The sector, which makes up about half of Swiss exports, sent 12.8 billion Francs worth of products outside its borders in June, up from 11.15 billion Francs in May, an increase of 14.8 percent. It's possible that businesses increased orders in June before US tariffs were scheduled to take effect in July. They've now been pushed to an August 1 deadline.

Exports to the United States rose in June to 4.02 billion Francs from 3.17 billion in May, an increase of 26.9 percent, following a 43.8 percent decline in May. Imports were relatively stable from the US, up 0.2 percent to 1.15 billion Francs.

The European Union received 12.80 billion Francs worth of Swiss goods in June, up 8.6 percent from 11.79 billion in May. Switzerland imported 13.57 billion Francs from the bloc, a decline of 2.4 percent, leaving a deficit of 774 million.

With a strong Swiss Franc, foreign goods are comparatively cheap for Switzerland, and it's keeping imported inflation at bay. The uncertain nature of US tariff policy could be prompting businesses to be opportunistic in their procurement.

Definition

The merchandise trade balance measures the difference between the total value of Swiss merchandise exports and imports. The focus is on the balance of trade in goods, excluding precious metals, gemstones, works of art and antiques. This is provided in unadjusted and seasonally adjusted measures for cash and volume.

Description

Changes in the level of imports and exports along with the difference between the two (the trade balance) are a valuable gauge of economic trends here and abroad.
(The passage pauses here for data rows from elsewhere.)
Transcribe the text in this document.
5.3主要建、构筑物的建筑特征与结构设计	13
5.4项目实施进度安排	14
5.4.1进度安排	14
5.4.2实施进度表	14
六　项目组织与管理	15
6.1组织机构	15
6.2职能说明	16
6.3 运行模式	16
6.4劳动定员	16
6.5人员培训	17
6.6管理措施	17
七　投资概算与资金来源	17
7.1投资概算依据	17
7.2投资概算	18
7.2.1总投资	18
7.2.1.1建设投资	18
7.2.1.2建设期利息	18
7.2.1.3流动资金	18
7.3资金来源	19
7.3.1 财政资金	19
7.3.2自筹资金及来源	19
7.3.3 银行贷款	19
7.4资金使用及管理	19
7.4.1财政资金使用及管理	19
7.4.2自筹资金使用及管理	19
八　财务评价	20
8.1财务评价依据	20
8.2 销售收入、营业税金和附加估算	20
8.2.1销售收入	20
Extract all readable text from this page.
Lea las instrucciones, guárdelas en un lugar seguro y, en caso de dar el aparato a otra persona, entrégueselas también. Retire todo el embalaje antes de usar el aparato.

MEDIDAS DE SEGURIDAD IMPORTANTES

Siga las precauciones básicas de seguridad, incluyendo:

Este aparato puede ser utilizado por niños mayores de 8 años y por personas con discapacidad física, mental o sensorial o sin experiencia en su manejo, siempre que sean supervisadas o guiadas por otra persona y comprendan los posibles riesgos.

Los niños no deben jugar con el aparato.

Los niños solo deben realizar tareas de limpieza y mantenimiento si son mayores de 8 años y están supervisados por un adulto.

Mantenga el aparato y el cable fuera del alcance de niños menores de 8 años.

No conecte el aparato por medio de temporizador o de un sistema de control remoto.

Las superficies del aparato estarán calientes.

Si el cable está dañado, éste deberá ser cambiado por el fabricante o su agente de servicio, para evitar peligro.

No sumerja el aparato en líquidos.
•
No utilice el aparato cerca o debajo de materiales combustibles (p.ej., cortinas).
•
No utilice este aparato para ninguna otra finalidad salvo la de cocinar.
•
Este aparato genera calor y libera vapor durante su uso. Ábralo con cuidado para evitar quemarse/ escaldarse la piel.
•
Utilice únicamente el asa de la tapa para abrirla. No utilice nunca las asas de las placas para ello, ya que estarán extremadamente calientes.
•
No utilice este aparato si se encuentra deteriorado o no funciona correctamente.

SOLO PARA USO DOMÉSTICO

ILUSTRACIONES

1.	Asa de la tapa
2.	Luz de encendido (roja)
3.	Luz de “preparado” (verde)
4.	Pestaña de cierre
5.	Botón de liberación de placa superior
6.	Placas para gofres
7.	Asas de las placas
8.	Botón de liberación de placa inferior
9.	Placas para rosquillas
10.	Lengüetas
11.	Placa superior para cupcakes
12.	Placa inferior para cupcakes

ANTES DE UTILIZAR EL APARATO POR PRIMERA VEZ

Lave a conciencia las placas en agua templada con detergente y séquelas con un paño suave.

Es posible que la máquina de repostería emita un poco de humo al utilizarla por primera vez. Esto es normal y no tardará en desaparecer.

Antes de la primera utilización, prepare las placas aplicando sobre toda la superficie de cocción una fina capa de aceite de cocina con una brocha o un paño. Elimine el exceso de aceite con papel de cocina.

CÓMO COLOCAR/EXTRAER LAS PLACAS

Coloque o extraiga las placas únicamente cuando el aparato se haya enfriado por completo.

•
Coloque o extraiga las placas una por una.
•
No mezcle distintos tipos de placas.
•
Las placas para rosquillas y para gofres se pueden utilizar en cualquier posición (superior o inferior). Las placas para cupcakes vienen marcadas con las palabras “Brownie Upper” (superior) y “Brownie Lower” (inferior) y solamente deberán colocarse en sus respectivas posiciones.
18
While these trade figures can directly impact all financial markets, they primarily affect the value of the Swiss franc in the foreign exchange market. Switzerland's major trading partners include Germany, France, Italy and the United States. While Switzerland still exports large amounts of traditional products such as chocolate and watches, more than half of Swiss exports are in mechanical and electrical engineering and chemicals today. A positive trade balance indicates a trade surplus while a negative balance represents a trade deficit. Trade surpluses indicate that foreigners are buying more Swiss goods, which are typically paid for in Swiss Francs. This translates into greater demand for the currency and upward pressure on the value of the Franc. However, if the balance is a deficit, Swiss consumers are buying goods from trading partners which translates into higher demand for foreign currencies placing downward pressure on the value of the Franc.